Overall, we are ok and that’s a tough place for me to be.  As I discussed my insanity with my fellow missionary friend he said that surviving is ok right now and we need to be ok with ok.  Because of our personalities Jen & I feel like we should be storming the gates of hell with a squirt gun and currently we don’t seem to know our ass from our elbow.  We feel something is wrong or we are failing for us to just be learning how to live here, learning how to raise our family here, home schooling an 8 year old boy here, learning language, learning cultural norms all the while trying to reset our thermostat to a constant 97 degrees and 85% humidity.  I think everyone has the tendency to set some unrealistic expectation in his or her lives, but at this moment it seems to have a greater infliction of pain than ever before.  So we ask that you pray that Jen and I’s expectations and reality become more in line.  We don’t want to settle for ok, but we must be realistic and have a better understanding of where we are and how to press onward through this valley. 

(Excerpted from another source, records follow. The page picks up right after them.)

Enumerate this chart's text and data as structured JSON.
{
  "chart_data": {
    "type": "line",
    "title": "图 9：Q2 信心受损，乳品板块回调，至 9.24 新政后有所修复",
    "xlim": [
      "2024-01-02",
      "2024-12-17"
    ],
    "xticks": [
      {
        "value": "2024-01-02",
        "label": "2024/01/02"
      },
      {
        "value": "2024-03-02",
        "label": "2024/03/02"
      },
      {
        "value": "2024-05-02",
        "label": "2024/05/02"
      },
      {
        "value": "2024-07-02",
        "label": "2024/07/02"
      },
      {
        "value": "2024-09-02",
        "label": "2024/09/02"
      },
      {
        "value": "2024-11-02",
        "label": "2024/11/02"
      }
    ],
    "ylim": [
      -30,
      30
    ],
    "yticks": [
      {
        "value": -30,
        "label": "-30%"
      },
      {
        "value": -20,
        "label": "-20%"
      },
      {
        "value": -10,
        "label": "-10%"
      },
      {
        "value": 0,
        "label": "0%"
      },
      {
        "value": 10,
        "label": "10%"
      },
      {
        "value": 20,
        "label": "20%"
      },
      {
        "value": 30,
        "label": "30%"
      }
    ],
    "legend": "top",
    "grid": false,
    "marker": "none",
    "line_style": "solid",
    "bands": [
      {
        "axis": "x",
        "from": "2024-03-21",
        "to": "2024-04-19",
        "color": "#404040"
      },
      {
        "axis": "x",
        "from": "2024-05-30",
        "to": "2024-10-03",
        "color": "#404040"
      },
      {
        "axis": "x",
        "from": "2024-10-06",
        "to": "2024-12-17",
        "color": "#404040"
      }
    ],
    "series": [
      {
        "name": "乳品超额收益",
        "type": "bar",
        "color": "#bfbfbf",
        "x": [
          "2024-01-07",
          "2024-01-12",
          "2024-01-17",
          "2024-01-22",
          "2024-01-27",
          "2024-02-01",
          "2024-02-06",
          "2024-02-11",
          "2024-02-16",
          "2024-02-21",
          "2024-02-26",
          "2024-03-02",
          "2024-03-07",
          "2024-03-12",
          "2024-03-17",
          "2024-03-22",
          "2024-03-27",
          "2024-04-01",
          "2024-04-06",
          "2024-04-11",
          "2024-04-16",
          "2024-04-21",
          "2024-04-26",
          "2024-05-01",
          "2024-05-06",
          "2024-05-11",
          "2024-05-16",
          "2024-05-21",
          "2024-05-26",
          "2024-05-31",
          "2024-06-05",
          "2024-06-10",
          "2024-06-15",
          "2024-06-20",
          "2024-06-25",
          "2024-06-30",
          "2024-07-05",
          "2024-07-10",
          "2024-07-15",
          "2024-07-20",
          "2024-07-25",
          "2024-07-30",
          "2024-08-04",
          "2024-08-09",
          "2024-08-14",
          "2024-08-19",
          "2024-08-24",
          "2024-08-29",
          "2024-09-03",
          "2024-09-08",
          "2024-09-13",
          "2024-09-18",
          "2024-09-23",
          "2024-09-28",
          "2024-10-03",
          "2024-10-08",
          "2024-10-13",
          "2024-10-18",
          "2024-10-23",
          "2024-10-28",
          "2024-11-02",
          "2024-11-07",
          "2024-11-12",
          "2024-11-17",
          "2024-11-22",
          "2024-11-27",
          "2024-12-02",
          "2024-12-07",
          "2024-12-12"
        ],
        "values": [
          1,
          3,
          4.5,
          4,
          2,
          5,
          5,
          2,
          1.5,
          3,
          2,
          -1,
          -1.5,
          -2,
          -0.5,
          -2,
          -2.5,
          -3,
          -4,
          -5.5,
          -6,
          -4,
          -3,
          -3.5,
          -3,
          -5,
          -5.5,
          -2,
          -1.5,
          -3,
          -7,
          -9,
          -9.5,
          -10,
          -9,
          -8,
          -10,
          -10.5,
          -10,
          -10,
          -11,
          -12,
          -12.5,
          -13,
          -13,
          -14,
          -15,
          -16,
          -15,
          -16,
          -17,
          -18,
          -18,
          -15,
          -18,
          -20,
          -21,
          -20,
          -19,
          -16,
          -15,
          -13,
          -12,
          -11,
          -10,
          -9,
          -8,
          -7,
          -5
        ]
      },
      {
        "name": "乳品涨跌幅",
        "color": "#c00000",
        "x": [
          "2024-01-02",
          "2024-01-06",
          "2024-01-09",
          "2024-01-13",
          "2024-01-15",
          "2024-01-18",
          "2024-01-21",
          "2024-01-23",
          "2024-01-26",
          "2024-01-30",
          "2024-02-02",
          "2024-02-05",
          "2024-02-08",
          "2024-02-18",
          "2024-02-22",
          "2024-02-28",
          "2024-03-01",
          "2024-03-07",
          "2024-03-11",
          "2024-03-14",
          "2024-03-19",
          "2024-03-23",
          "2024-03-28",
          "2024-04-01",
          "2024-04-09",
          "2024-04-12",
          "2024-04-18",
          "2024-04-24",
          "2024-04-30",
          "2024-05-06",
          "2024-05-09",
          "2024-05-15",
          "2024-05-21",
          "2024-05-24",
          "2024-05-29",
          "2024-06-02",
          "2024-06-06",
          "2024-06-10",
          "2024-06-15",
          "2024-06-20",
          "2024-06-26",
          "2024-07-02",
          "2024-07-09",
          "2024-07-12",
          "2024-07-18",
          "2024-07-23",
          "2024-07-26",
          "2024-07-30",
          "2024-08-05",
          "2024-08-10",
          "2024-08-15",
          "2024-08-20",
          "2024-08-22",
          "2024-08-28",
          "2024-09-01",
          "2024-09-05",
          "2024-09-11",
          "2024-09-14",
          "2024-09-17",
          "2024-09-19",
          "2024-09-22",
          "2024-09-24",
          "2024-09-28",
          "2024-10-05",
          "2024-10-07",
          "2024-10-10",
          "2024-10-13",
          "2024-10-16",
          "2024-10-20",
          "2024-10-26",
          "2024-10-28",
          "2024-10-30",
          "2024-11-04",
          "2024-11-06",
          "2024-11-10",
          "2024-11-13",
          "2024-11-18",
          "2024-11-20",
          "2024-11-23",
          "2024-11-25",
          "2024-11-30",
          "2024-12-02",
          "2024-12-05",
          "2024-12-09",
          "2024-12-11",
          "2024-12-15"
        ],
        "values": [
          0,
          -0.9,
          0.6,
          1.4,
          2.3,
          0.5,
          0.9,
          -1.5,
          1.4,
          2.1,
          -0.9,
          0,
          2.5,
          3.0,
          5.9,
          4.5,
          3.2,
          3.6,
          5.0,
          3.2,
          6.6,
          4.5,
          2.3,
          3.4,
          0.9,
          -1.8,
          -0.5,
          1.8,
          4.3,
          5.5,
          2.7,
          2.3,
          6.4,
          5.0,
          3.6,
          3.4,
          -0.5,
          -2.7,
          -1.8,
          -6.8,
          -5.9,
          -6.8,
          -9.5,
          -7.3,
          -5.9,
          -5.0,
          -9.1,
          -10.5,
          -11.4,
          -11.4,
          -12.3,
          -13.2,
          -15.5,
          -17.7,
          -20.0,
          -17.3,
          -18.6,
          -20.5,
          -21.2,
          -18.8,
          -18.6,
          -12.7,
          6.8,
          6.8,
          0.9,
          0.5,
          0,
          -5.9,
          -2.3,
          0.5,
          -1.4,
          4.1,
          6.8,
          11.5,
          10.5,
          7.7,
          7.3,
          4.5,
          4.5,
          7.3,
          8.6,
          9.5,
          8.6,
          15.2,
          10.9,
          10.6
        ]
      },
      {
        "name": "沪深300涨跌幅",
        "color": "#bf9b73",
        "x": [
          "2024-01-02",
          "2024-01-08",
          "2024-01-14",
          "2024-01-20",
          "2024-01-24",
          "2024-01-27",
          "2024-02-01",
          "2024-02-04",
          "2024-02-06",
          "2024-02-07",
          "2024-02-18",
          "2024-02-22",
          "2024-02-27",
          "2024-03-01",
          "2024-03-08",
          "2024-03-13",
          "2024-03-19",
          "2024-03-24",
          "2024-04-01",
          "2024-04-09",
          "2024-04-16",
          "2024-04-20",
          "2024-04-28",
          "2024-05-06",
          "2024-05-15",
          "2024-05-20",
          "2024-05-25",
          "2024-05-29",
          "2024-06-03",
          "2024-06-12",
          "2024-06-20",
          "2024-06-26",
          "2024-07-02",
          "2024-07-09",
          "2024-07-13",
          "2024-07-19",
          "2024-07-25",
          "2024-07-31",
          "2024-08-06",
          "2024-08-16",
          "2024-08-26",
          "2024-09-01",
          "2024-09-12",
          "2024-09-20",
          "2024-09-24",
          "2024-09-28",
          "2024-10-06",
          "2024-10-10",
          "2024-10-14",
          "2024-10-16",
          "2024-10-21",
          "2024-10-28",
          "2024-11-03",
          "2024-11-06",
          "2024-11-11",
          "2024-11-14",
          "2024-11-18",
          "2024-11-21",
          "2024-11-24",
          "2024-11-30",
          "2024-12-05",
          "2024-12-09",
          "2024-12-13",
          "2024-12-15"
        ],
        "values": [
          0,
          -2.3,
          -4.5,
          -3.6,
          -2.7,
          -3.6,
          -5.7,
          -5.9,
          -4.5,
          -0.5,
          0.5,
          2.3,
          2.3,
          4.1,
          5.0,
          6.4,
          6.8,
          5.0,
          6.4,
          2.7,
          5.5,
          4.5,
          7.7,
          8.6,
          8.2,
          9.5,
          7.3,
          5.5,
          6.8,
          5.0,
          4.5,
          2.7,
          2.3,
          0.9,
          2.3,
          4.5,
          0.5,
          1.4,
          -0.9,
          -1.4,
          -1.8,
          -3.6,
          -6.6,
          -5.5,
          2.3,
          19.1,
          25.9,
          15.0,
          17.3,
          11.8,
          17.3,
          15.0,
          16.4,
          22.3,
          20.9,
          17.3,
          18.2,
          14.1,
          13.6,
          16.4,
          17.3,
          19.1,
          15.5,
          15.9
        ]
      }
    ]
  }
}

So yes, this sucks!  It’s hard!  We miss home, our family and our friends!  It's fall and I want to go camping, watch football and wear a sweatshirt!  But our path looks different now and we are learning to navigate our beaten, rocky and messy path.  As exciting as a new journey is, it comes with fears of failure and the unknown, but we are praying that the Lord will shine brighter than we could ever ask or imagine!